J’ai continué à travailler à la boutique solidarité une fois diplômée. Je retiens de cette expérience :
1-qu’une grande quantité de personnes en souffrance échappent à tout dispositif.
2-que la boutique solidarité n’attire pas les personnes les plus en détresse. Cela est en partie du au fait que les plus marginalisés demeurent méfiants envers toute institution.
3-que ces personnes sont le plus souvent dans une grande détresse psychique, où la parole n’est plus là.
Suite à cette formation, il m’est apparu logique de la poursuivre en éducateur spécialisé, d’une part pour étayer ma pratique au regard de la théorie, et d’autre part d’intervenir en stage dans un dispositif dit « allant vers » au sein de l'équipe mobile sociale.
Avant de vous présenter mon hypothèse, je souhaite faire un rappel concernant la politique contre l'exclusion.
Le préambule du programme de lutte contre les exclusions débute par :
« La lutte contre les exclusions est un impératif national fondé sur le respect de l’égale dignité de tous les êtres humains et une priorité de l’ensemble des politiques publiques de la nation. » Art 1er de la loi du 29/07/98.
Cette loi est née, en partie du constat suivant : 25 ans de chômage, 6 millions de personnes dépendent des minima sociaux, 200000 personnes sont sans abri. Donc le gouvernement précédent (avec le projet de loi de cohésion sociale) et actuel ont préconisé de légiférer l’action et la mise en œuvre des moyens nécessaires au rétablissement de l’égalité de tous au pays des Droits de l’Homme.
Par cette loi, L’Etat affiche sa volonté de lutter contre les exclusions. Celle-ci prévoit notamment la nécessité d’un travail à proximité auprès des plus exclus, marginalisés, désaffiliés, en errance et bien sûr sans domicile fixe.
C’est donc au sein d’une équipe de travailleurs sociaux intervenant auprès de personnes en situation de grande précarité -là où elles se trouvent-, que j’ai décidé de faire mon stage de professionnalisation. Dans ce type d’intervention, hors institution, l’enjeu de la rencontre, prend selon moi, tout son sens. En effet, les enjeux et la forme de l’intervention ne sont pas ici guidés par les impératifs d’une prise en charge, sous la forme de services standardisés (nourriture, soins, couvertures…) mais par la nécessité d’engager une relation qui permette à l’autre de retrouver une place de citoyen. Une telle relation ne peut vraiment s’engager que s’il y a « rencontre ».

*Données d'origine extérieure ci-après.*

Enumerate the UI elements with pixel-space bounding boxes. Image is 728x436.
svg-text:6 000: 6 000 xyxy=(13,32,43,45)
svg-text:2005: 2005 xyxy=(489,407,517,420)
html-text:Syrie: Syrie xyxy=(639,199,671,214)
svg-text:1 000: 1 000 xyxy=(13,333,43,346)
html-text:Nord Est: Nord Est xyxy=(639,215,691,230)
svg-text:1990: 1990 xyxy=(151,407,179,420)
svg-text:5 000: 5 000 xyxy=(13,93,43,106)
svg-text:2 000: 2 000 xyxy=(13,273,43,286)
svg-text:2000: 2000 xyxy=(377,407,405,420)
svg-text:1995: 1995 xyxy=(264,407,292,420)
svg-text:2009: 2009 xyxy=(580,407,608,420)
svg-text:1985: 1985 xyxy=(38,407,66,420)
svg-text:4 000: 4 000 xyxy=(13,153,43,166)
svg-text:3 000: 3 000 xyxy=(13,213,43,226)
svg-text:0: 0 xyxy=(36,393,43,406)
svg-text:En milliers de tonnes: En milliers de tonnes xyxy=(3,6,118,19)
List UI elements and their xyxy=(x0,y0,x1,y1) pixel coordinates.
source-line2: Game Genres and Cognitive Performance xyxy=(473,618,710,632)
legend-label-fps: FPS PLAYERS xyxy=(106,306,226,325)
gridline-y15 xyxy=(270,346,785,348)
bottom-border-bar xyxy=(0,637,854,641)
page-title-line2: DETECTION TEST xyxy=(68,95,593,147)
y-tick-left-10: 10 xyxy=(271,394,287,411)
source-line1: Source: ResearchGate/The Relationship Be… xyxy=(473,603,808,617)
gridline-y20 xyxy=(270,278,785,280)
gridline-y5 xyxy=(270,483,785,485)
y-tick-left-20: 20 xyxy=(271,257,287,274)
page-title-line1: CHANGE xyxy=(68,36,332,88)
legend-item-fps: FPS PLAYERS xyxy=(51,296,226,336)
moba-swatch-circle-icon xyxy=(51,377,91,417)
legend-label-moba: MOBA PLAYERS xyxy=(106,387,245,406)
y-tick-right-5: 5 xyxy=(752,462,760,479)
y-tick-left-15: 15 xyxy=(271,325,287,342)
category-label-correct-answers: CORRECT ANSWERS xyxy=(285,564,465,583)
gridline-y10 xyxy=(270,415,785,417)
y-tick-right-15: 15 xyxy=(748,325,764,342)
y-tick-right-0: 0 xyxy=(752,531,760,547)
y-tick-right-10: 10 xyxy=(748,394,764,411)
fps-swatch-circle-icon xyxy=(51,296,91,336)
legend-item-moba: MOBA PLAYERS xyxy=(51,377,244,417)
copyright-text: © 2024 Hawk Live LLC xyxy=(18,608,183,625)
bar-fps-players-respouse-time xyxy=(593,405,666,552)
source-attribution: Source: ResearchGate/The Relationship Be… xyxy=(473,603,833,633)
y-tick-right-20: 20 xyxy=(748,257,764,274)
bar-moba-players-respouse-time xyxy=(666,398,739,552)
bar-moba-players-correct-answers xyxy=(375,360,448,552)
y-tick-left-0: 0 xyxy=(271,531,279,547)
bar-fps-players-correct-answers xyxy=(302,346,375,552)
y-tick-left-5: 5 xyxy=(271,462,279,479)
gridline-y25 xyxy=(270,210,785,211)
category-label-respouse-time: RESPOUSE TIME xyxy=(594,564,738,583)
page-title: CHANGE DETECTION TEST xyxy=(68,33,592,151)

Je m’attacherai à présenter ma démarche et mes orientations de travail en me basant sur les hypothèses suivantes :
Pour le travailleur social, l’intervention auprès des personnes en grande difficulté ne trouve pas son fondement dans la réponse au besoin. Elle réside dans une démarche « d’aller vers ». Pour permettre la rencontre des personnes démobilisées. Elle pourrait ainsi permettre aux sujets de réintégrer une dynamique entre eux et leur environnement en créant l’espace d’une relation éducative. Ce travail ne peut s’effectuer que par une démarche à moyen et long terme.
Je débuterai dans une première partie par l’évolution de l’exclusion dans notre culture, afin de définir ensuite qui sont les exclus, quels sont leurs parcours, et enfin, de montrer l’évolution de la prise en charge de ces exclus.
Après avoir décrit le dispositif dans lequel j'ai effectué mon stage ainsi que les problématiques liées à ce type d'intervention, je me pencherai sur les enjeux de la rencontre.
Enfin, je terminerai en abordant le travail en réseau, composante essentielle de ce type de dispositif, le tout en rapport avec ma pratique professionnelle.
Mon objectif est donc de comprendre le rôle des attitudes de l’éducateur dans cette rencontre avec ces individus en grande difficulté.
Mon objectif est aussi d’appréhender les dimensions qui entrent en jeu dans la rencontre. Pourquoi certaines relations se font-elles et d’autres pas ?
Les émotions de l’éducateur sont en premier lieu perçues par les individus en situation précaire. S’ils se sentent jugés, surprotégés, manipulés, toute rencontre devient alors impossible.